High Angular Resolution EBSD (HR-EBSD)

In practice, the scanning electron microscope is set up in the usual manner for an EBSD experiment. Patterns are captured at high resolution (i.e. minimal binning) and with minimal noise (i.e. longer exposure times) and stored to disc for offline image analysis. [Step 1 of the figure].

The Hough based EBSD data is used as our first starting point to explore grain structure within our samples. A single reference point within each grain is selected and all patterns within that grain are compared with the reference. Ideally the reference point is chosen as a point of known strain, so that later calculations can describe the strain state of each grain in absolute terms. Often this is not possible and simply variations in strain within each grain are reported.

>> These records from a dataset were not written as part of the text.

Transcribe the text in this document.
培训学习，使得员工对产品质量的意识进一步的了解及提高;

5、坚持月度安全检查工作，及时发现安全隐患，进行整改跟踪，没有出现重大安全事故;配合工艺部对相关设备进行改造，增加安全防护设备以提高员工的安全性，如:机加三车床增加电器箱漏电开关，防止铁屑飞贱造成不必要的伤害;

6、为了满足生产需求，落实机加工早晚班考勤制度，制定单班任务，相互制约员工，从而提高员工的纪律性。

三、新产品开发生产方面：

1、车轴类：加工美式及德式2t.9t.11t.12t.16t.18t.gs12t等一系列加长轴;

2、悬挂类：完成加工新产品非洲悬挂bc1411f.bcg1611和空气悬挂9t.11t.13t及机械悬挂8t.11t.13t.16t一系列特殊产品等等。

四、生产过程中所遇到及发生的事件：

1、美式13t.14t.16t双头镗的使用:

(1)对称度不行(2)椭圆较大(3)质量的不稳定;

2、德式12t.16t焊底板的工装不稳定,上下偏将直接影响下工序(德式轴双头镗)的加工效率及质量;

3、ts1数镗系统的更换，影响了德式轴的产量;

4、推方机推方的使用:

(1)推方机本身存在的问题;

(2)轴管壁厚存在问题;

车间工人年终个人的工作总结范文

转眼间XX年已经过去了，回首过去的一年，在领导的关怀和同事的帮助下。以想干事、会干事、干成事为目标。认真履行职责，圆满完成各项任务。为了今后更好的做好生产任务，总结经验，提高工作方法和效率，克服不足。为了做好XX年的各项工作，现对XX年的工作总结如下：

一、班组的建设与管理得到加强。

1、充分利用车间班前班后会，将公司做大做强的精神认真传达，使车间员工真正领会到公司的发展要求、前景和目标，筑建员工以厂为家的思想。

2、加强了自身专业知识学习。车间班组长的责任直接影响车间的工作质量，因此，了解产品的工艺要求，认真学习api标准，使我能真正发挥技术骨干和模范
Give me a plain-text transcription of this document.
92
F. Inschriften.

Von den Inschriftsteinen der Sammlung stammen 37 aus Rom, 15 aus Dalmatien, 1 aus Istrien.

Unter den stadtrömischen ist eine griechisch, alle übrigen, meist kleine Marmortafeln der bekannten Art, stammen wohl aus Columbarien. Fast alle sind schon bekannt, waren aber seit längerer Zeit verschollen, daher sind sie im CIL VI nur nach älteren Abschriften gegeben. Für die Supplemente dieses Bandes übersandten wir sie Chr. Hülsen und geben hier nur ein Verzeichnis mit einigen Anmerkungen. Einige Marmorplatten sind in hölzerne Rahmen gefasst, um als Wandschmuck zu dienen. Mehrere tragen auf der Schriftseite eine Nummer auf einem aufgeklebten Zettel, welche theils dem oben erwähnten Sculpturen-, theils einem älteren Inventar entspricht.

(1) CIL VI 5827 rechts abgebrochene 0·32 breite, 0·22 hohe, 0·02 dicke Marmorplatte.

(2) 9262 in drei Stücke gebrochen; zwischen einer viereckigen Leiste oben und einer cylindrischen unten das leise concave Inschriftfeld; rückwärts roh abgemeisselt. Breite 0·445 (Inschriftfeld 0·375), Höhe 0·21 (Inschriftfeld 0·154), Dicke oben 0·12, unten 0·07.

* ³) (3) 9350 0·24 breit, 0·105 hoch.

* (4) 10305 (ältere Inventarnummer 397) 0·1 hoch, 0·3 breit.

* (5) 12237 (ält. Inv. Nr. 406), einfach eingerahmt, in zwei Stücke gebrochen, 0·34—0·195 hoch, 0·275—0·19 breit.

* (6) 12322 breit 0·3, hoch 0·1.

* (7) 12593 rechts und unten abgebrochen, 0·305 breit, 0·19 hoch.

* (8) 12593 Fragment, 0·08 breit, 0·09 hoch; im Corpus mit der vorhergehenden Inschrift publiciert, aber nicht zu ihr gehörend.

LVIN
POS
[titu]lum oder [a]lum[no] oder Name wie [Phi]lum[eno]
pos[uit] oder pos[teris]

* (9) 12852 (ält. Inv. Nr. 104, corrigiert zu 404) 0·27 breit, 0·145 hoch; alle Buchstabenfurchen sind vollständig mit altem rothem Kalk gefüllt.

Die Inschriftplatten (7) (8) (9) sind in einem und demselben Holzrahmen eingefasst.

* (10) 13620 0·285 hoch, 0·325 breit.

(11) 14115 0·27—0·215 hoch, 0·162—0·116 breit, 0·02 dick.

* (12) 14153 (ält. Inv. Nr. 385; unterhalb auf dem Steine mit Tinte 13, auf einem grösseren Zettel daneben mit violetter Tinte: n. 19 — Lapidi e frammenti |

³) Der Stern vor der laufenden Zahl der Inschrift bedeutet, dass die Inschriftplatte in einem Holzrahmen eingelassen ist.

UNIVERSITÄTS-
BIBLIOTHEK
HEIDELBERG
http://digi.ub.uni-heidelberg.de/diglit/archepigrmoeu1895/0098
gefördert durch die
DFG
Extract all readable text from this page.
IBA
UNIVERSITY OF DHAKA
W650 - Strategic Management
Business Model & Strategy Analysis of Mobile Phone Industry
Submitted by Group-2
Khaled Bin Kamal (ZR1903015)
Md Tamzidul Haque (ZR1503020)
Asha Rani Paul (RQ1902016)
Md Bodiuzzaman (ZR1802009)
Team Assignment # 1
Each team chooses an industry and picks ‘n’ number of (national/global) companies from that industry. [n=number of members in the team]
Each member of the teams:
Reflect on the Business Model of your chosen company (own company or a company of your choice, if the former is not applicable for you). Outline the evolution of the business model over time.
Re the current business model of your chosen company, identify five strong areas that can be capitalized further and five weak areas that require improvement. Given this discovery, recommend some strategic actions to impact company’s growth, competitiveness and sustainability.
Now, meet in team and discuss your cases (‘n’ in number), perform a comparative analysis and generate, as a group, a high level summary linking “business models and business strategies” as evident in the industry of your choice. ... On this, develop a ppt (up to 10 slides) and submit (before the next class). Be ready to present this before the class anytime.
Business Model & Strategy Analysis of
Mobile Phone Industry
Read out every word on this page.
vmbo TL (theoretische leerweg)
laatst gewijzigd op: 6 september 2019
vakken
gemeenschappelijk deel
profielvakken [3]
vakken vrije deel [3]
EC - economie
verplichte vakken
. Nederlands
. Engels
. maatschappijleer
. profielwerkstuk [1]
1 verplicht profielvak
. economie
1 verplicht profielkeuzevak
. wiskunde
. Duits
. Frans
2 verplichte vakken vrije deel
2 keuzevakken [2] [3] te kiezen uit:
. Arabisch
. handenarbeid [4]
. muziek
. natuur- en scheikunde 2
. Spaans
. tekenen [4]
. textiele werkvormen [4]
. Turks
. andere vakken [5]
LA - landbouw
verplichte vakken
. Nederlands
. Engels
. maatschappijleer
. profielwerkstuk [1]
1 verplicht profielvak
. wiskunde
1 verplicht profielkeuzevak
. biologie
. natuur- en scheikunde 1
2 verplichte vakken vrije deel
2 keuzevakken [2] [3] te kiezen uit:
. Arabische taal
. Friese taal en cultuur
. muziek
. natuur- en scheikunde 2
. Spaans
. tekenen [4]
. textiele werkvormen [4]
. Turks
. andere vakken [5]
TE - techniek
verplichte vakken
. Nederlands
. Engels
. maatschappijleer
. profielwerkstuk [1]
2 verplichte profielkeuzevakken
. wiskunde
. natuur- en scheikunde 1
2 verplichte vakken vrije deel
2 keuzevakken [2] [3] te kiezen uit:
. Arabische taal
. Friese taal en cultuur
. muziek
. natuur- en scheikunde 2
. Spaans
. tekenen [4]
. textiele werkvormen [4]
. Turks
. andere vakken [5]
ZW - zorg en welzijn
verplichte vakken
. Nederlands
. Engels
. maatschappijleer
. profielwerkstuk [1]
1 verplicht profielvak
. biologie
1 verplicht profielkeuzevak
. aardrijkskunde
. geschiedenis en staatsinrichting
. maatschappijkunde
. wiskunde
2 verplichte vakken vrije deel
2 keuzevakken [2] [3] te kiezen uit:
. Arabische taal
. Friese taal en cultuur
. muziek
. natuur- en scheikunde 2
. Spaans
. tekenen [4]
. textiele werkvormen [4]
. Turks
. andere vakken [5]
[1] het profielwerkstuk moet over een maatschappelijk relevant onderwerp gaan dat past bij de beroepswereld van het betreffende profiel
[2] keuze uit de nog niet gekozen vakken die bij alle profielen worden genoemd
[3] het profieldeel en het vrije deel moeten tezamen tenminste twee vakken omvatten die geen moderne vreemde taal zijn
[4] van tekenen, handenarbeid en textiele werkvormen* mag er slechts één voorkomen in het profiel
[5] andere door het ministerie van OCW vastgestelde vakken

Regions of interest (ROI) from the reference pattern are extracted. For a one mega pattern we typically extract 256x256 pixel ROIs. The intensity distributions within these ROIs will be cross correlated with ROIs from each test pattern. The intensity distributions are converted into the Fourier domain and filtered. This process is repeated within the test pattern. [Step 2 of the figure].

Cross correlation is a numerical technique which compares the best 'fit' between two data sets. For numerical efficiency we perform cross correlation in the Fourier domain. The cross correlation function describes a series of measurements of the best fit of the reference and test ROI allowing for small translations of the test pattern with respect to the reference. A peak in the cross correlation function represents the 'best translation' to map the test and reference ROIs onto each other. This peak is upsampled to extract the peak position as a best 'guess' of the subpixel shift. This guess is possible as we know the local gradients of the cross correlation function and can therefore estimate where the peak is actually located. [Step 3 of the figure.]

Cross correlation between all the reference ROIs and test ROIs is performed to obtain pattern shifts for each ROI. These shifts form the basis of the strain measurement.

We construct a description of the distortion of the unit cell that is a best fit from the geometry of shifts observed within the diffraction pattern. Key to this measurement is the precise location of the pattern centre, which is the shortest distance between the diffraction source point on the sample and the diffraction pattern on the screen. [Step 4 of the figure.]

Once the description of the unit cell distortion is created this can be separated into the elastic strain and lattice rotation components through standard tensor approaches.

Unfortunately, a change in volume of the unit cell does not result in a change in the angle between bands within the diffraction pattern. This renders HR-EBSD insensitive to hydrostatic strain changes. We apply a traction free boundary condition, assuming that the out of plane normal stress is equal to zero, and knowledge of Hooke's law and the crystal orientation to solve for the full 3D strain tensor.

The modern variant of the technique, required for strain analysis in metallic crystals, requires an additional remapping step. This in effect is used to accomodate for significant distortions in the pattern in the presence of large lattice rotations. A first pass of the cross correlation method is used to estimate the lattice rotation which is required and a second pass, where the intensity distributions of the test pattern are remapped to be closer to the reference and then cross correlated to measure precise strain variations. [Step 6 of the figure.]